Petr Zlámal
Česká republika 🇨🇿
Entre 1968 e 1974, estudei na Academia de Belas-Artes de Praga, no atelier de pintura monumental do professor Arnošt Paderlík. O período de estudos foi para mim uma fase fundamental, durante a qual adquiri não só os fundamentos técnicos, mas também uma visão própria sobre a criação artística. Após a conclusão do curso, recebi quatro bolsas do Ministério da Cultura e várias das minhas pinturas foram incluídas nas coleções estatais e expostas em galerias de Praga.

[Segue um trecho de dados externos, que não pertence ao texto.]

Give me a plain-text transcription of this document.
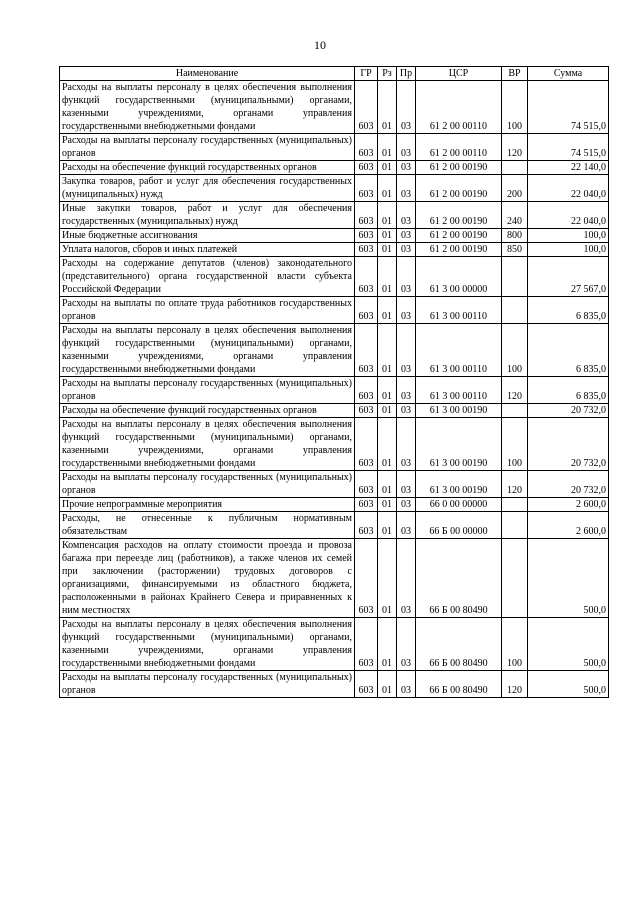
10
Наименование	ГР	Рз	Пр	ЦСР	ВР	Сумма
Расходы на выплаты персоналу в целях обеспечения выполнения функций государственными (муниципальными) органами, казенными учреждениями, органами управления государственными внебюджетными фондами	603	01	03	61 2 00 00110	100	74 515,0
Расходы на выплаты персоналу государственных (муниципальных) органов	603	01	03	61 2 00 00110	120	74 515,0
Расходы на обеспечение функций государственных органов	603	01	03	61 2 00 00190		22 140,0
Закупка товаров, работ и услуг для обеспечения государственных (муниципальных) нужд	603	01	03	61 2 00 00190	200	22 040,0
Иные закупки товаров, работ и услуг для обеспечения государственных (муниципальных) нужд	603	01	03	61 2 00 00190	240	22 040,0
Иные бюджетные ассигнования	603	01	03	61 2 00 00190	800	100,0
Уплата налогов, сборов и иных платежей	603	01	03	61 2 00 00190	850	100,0
Расходы на содержание депутатов (членов) законодательного (представительного) органа государственной власти субъекта Российской Федерации	603	01	03	61 3 00 00000		27 567,0
Расходы на выплаты по оплате труда работников государственных органов	603	01	03	61 3 00 00110		6 835,0
Расходы на выплаты персоналу в целях обеспечения выполнения функций государственными (муниципальными) органами, казенными учреждениями, органами управления государственными внебюджетными фондами	603	01	03	61 3 00 00110	100	6 835,0
Расходы на выплаты персоналу государственных (муниципальных) органов	603	01	03	61 3 00 00110	120	6 835,0
Расходы на обеспечение функций государственных органов	603	01	03	61 3 00 00190		20 732,0
Расходы на выплаты персоналу в целях обеспечения выполнения функций государственными (муниципальными) органами, казенными учреждениями, органами управления государственными внебюджетными фондами	603	01	03	61 3 00 00190	100	20 732,0
Расходы на выплаты персоналу государственных (муниципальных) органов	603	01	03	61 3 00 00190	120	20 732,0
Прочие непрограммные мероприятия	603	01	03	66 0 00 00000		2 600,0
Расходы, не отнесенные к публичным нормативным обязательствам	603	01	03	66 Б 00 00000		2 600,0
Компенсация расходов на оплату стоимости проезда и провоза багажа при переезде лиц (работников), а также членов их семей при заключении (расторжении) трудовых договоров с организациями, финансируемыми из областного бюджета, расположенными в районах Крайнего Севера и приравненных к ним местностях	603	01	03	66 Б 00 80490		500,0
Расходы на выплаты персоналу в целях обеспечения выполнения функций государственными (муниципальными) органами, казенными учреждениями, органами управления государственными внебюджетными фондами	603	01	03	66 Б 00 80490	100	500,0
Расходы на выплаты персоналу государственных (муниципальных) органов	603	01	03	66 Б 00 80490	120	500,0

Após os estudos, regressei à minha cidade natal, Šternberk, e decidi seguir o caminho de artista plástico independente. No início, sustentava-me principalmente com encomendas na área das artes aplicadas e trabalhos na arquitetura, mas o foco da minha criação residiu sempre na pintura. Realizo exposições individuais desde 1971. Tive a oportunidade de apresentar o meu trabalho não só na Checoslováquia, mas também em Itália e na Alemanha. A partir de 1977, comecei a participar em exposições coletivas tanto no meu país como no estrangeiro, por exemplo, na Polónia, Itália, Alemanha, Venezuela ou nos Estados Unidos. Valorizo as minhas pinturas não só como testemunhos pessoais, mas também porque encontraram o seu lugar em coleções particulares na República Checa e no estrangeiro, bem como nas coleções do Museu de Arte de Olomouc e do Ministério da Cultura da República Checa. Entre 1974 e 1991, fui membro da União dos Artistas Plásticos Checos e, desde 1990, sou membro da União dos Artistas Plásticos de Olomouc. Um capítulo muito importante da minha vida foi a organização de simpósios internacionais de pintura em Šternberk, entre 1992 e 1995. Durante estes encontros, passaram por lá cerca de 120 artistas de diversos cantos do mundo. Aqui nasceram inúmeras amizades, colaborações criativas e fontes de inspiração, que posteriormente conduziram a exposições não só na República Checa, mas também na Itália, na Alemanha, na Áustria e na África do Sul.
Desde o início que me interesso pelo ser humano – a sua relação com a natureza, com a tecnologia e com os outros. Nas minhas pinturas, procuro captar os sentimentos que considero importantes para a vida: paz, harmonia, equilíbrio, proximidade e amor. Retomo frequentemente também o tema da relação entre o homem e a mulher, pois considero precisamente as relações interpessoais um dos maiores valores da nossa vida.
Sinto-me próxima da poética do Grupo 42 e da tradição do expressionismo centro-europeu e alemão. O tempo fascina-me – o seu passar, a sua mutabilidade e os vestígios que deixa em nós próprios. Por isso, na minha obra, reflito frequentemente sobre o amor parental, a relação com a paisagem ou sobre como cultivar e proteger os laços emocionais entre as pessoas.Cada quadro é, para mim, uma espécie de história. Por vezes, capto uma situação concreta; outras vezes, mais um estado de espírito ou uma memória. No entanto, procuro sempre traduzir os meus pensamentos e vivências para a linguagem plástica, de modo a que o espectador possa também encontrar neles a sua própria experiência.
Ao longo de toda a minha criação, o desenho continua a ser a base. É para mim o meio de expressão mais importante e o pilar de cada quadro. Com o passar dos anos, encontrei o meu caminho para os grandes formatos, que me dão liberdade para desenvolver plenamente a história, a emoção e o espaço do quadro.